US Federal Reserve (Fed) Chairman Alan Greenspan said on Thursday that the US economy seems to be on a "reasonably firm footing" with inflation under control.
"The US economy seems to be on a reasonably firm footing, and underlying inflation remains contained," Greenspan said in his semi-annual testimony to the congressional Joint Economic Committee.
He said that the US economy has "alternately paused and quickened" this year but a recent uptick in economic indicators showed the soft readings of the early spring were not signaling a more serious slowdown in the pace of the economic activity.
The White House also said on Wednesday that the US economy is expected to continue growing at a 3.4 percent rate this year, down only slightly from 3.5 percent the US government had forecasted in last December.

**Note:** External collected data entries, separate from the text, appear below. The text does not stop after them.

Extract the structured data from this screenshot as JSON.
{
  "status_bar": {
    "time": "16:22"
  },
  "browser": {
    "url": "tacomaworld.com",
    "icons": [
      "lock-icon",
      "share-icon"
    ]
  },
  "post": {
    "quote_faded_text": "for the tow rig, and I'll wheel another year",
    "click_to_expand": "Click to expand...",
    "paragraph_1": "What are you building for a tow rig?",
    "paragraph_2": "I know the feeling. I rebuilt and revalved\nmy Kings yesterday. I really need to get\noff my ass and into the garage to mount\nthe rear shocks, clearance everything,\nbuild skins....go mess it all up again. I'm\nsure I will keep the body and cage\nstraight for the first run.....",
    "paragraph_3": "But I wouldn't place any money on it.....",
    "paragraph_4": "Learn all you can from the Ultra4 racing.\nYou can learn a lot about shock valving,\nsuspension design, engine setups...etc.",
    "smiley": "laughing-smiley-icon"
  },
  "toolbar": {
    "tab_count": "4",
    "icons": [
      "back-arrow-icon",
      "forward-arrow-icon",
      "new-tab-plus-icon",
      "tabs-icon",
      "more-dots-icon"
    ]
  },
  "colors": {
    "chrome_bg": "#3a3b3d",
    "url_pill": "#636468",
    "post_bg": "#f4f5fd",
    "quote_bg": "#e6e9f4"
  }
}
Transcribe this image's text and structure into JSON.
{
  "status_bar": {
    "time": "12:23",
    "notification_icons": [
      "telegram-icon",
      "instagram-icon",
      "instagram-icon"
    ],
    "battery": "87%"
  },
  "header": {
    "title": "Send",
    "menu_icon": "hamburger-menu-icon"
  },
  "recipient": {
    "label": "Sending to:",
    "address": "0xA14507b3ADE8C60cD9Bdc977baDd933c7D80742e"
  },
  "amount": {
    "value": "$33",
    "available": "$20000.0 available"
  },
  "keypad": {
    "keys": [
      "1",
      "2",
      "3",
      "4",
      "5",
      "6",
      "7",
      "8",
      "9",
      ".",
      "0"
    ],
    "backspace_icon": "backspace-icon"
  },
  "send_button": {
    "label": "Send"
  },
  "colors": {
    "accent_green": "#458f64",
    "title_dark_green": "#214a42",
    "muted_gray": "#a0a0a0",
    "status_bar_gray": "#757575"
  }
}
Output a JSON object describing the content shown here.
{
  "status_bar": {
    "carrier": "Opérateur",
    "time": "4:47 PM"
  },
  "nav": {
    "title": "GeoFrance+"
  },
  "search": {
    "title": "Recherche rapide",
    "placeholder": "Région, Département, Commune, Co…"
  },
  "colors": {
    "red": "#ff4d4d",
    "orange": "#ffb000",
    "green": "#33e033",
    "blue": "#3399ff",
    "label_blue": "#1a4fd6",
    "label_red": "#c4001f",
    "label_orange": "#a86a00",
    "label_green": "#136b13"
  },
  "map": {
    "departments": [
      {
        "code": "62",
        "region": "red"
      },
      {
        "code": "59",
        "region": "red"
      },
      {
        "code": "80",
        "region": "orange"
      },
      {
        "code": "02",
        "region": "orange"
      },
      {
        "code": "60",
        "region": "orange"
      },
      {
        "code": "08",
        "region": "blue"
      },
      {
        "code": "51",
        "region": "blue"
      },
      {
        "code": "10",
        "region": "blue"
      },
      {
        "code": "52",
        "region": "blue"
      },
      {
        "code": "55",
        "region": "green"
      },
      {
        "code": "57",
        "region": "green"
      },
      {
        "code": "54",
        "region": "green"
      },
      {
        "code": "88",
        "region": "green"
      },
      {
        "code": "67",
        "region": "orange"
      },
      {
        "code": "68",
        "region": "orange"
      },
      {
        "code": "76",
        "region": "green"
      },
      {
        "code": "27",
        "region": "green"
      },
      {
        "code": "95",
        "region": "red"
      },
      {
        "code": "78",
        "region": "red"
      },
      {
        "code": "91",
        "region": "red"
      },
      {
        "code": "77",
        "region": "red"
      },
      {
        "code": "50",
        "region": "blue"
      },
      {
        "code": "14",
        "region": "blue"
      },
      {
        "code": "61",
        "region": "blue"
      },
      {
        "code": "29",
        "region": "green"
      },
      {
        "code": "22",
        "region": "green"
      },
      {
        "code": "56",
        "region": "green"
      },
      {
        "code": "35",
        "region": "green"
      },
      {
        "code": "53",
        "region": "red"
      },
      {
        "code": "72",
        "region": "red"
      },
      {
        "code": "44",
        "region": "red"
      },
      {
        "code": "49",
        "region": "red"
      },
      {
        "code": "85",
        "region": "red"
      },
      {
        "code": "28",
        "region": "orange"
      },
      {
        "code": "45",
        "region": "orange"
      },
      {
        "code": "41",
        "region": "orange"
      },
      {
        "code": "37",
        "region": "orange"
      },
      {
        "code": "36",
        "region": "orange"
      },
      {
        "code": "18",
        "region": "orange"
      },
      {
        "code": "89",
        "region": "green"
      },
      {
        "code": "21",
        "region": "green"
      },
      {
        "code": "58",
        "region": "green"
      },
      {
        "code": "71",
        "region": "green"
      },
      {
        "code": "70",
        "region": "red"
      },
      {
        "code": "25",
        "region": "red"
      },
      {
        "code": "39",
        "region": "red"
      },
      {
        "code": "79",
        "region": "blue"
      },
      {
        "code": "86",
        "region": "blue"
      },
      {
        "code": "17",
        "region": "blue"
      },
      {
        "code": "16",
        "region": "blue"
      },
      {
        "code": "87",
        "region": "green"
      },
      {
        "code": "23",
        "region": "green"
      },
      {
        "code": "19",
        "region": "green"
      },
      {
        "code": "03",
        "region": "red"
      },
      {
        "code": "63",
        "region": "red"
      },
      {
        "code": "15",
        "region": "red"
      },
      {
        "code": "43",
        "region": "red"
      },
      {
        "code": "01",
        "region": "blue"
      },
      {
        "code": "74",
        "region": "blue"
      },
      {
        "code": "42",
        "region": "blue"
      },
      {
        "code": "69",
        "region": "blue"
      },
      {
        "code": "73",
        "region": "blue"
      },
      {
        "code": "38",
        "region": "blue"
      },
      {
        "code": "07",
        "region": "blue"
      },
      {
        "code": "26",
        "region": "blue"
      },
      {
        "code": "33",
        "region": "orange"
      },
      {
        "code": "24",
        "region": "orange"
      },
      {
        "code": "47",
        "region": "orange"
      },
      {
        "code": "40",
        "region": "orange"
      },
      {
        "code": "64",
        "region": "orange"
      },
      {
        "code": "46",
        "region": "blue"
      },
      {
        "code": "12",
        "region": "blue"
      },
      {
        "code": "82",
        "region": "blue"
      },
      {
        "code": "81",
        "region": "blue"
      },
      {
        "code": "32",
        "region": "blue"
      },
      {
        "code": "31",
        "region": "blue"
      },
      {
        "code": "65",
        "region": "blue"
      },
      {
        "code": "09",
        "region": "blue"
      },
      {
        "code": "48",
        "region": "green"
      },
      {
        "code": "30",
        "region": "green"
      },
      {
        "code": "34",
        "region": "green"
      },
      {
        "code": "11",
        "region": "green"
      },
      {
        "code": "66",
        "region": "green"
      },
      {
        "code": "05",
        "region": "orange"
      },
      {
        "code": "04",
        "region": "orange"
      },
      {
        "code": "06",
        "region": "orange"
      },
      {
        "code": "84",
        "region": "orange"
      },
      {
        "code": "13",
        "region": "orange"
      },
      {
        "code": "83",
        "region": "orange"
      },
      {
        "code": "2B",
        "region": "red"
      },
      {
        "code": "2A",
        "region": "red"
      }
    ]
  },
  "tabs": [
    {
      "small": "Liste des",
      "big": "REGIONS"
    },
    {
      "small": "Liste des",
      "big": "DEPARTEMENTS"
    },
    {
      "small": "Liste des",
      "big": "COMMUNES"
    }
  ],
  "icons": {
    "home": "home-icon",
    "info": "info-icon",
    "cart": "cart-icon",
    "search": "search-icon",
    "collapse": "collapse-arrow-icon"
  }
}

Meanwhile, Greenspan said that among the biggest surprises of the past year in the US economy has been the pronounced decline in long-term interest rates on US Treasury securities despite a 2- percentage-point increase in the federal funds rate.
"This is clearly without recent precedent," he said.
The yield on 10-year US Treasury notes, currently at about 4 percent, is 80 basis points less than its level of a year ago, he said. "Moreover, even after the recent backup in credit risk spreads, yields for both investment-grade and less-than-investment- grade corporate bonds have declined even more than Treasuries over the same period."
"There can be little doubt that exceptionally low interest rates on ten-year Treasury notes, and hence on home mortgages, have been a major factor in the recent surge of homebuilding and home turnover, and especially in the steep climb in home prices," Greenspan said.
Although a "bubble" in home prices for the nation as a whole does not appear likely, there do appear to be, at a minimum, signs of froth in some local markets where home prices seem to have risen to unsustainable levels, he warned.
US Fed policy-makers will meet on June 29-30 to discuss the monetary policy in the next half of this year. It is widely expected that the Fed will raise a key short-term rate, the federal funds rate, by another quarter-point to 3.25 percent at that time.
The US Fed has raised short-term interest rates eight times since June of last year and pushed the US federal fund rate to 3 percent from a forty-year low of 1 percent.